成績評価方法 Evaluation Criteria

*成績は下記該当項目を基に決定されます。
講師用内規準拠 Method of Assessment Weights
予習レポート Preparation Report 0 %
コールドコール Cold Call 0 %
授業内での挙手発言 Class Contribution 15 %
ケース試験 Case Exam 20 %
参加者による相互評価 Peer Assessment 0 %
シミュレーション成績 Simulation 0 %
小テスト Quizzes / Tests 15 %
最終レポート Final Report 0 %
期末試験 Final Exam 50 %
合計 Total 100 %

評価の留意事項 Notes on Evaluation Criteria

・Class Participation(講義内の挙手発言)は、出席とアクティブラーニングへの参加で評価します。評価は15%。
・アクティブラーニングで優秀なグループには、発表してもらうと共に、ボーナス点を加算します。
・小テストとして、各授業でキーワードテストを実施します。キーワードは、教科書において赤色で表示された語句から出題されます。評価は15%。
・ケース試験として、ケースに対する回答をプリントアウトし指定された授業日までに、教員へ直接提出してください。評価20%。ビジネス同様に、締切厳守。締切に遅れた場合は、ビジネスと同様に減点の評価とします。
・期末試験は、50%。キーワードテストと記述式テストからできています。キーワードテストは、各授業のキーワードテストと同様で、教科書において青色で表示された語句から出題され、選択式でなく、記述式です。
・授業に集中するため、授業中の携帯電話の使用を禁止します。

使用ケース一覧 List of Cases

    ケースは使用しません。

教科書 Textbook

  • 沼上 幹「わかりやすいマーケティング戦略 [新版]」有斐閣(2008)978-4-641-12355-7

参考文献・資料 Additional Readings and Resource

山本 晶「コア・テキスト マーケティング」新世社 2012年6月10日
和田充夫・恩藏直人・三浦俊彦「マーケティング戦略[第5版]」有斐閣 2016年12月15日
恩蔵直人「日経文庫 マーケティング<第2版>」日本経済新聞社 2019年2月15日
黒岩健一郎・水越康介「マーケティングをつかむ[新版]」 有斐閣 2018年1月10日
恩藏直人・三浦俊彦・芳賀康浩・坂下玄哲「ベーシック・マーケティング[第2版]」同文館 2019年7月10日
中田行彦「シャープ「液晶敗戦」の教訓」実務教育出版 2015年3月10日
中田行彦「シャープ再建 鴻海流スピード経営と日本型リーダーシップ」 啓文社書房 2019年4月15日
町田勝彦「オンリーワンは創意である」文藝春秋 2008年9月20日

中央情報センター(図書館)についても活用してください。

授業調査に対するコメント Comment on Course Evaluation

本講義は、私が開発した「映像ケーススタディ」と小グループ討論を組合せた新しい「アクティブラーニング」(名称:「知識スパイラル教育法」)を用います。映像を用いるため理解しやすく、小グループ討論により知識を体系化できます。この新しい「知識スパイラル教育法」の改善のため、積極的なフィードバックをお願いします。

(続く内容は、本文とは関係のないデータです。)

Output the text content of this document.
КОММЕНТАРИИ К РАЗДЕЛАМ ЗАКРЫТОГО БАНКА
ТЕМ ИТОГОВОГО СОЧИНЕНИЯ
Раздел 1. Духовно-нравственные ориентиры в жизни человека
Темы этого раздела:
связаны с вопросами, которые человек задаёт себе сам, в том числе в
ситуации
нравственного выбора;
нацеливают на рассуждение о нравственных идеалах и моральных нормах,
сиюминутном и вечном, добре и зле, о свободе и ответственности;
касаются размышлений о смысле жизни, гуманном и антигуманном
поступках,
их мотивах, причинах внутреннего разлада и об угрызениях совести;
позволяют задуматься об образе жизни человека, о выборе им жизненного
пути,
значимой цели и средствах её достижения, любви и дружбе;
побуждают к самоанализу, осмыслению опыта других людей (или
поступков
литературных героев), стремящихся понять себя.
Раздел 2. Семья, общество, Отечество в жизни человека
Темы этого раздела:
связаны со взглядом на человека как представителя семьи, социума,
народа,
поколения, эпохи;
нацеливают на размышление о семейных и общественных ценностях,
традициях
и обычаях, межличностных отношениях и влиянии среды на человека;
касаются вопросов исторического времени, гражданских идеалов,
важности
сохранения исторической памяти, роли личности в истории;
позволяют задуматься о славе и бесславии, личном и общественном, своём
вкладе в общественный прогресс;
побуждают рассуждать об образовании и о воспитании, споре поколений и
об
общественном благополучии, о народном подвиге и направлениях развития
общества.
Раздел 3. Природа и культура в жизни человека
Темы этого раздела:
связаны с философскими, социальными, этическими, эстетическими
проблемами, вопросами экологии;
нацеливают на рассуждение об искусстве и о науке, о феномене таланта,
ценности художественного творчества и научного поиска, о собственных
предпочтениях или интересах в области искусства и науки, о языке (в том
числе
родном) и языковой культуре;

担当教員のプロフィール About the Instructor 

●学位と取得大学
1969年3月 神戸大学工学部計測工学科(応用物理)卒業
1971年3月 神戸大学大学院工学研究科計測工学専攻 (工学修士)
1992年2月 大阪大学大学院 工学博士
2009年9月 立命館大学 博士(技術経営)

●研究分野 技術経営、マーケティング、先端産業分析

●主な著書
1. 『シャープ再建 鴻海流 スピード経営と日本型リーダーシップ』 啓文社 2019年4月2日
2. 『シャープ「企業敗戦」の深層 大転換する日本のものづくり』 イースト・プレス、2016年3月17日
3. 『鴻海為什麼贏得夏普』 商業周刊 (台湾での翻訳本)2016年6月23日
4. 『「モジュール化」対「すり合わせ」 日本の産業構造のゆくえ』 学術研究出版、2015年2月7日 
中田行彦、安藤晴彦、柴田友厚(編著)
5. 『シャープ「液晶敗戦」の教訓 日本のものづくりはなぜ世界で勝てなくなったのか』 実務教育出版
2015年1月28日


● Degrees and Acquired universities
1969: Kobe University, Faculty of Engineering, Department of Instrumentation Engineering
(Applied Physics)
1971: Graduate School of Engineering, Kobe University (Master of Engineering)
1992: Osaka University, Graduate School of Engineering, (Doctor of Engineering)
2009: Ritsumeikan University, Graduate School of MOT (Dr. of Technology Management)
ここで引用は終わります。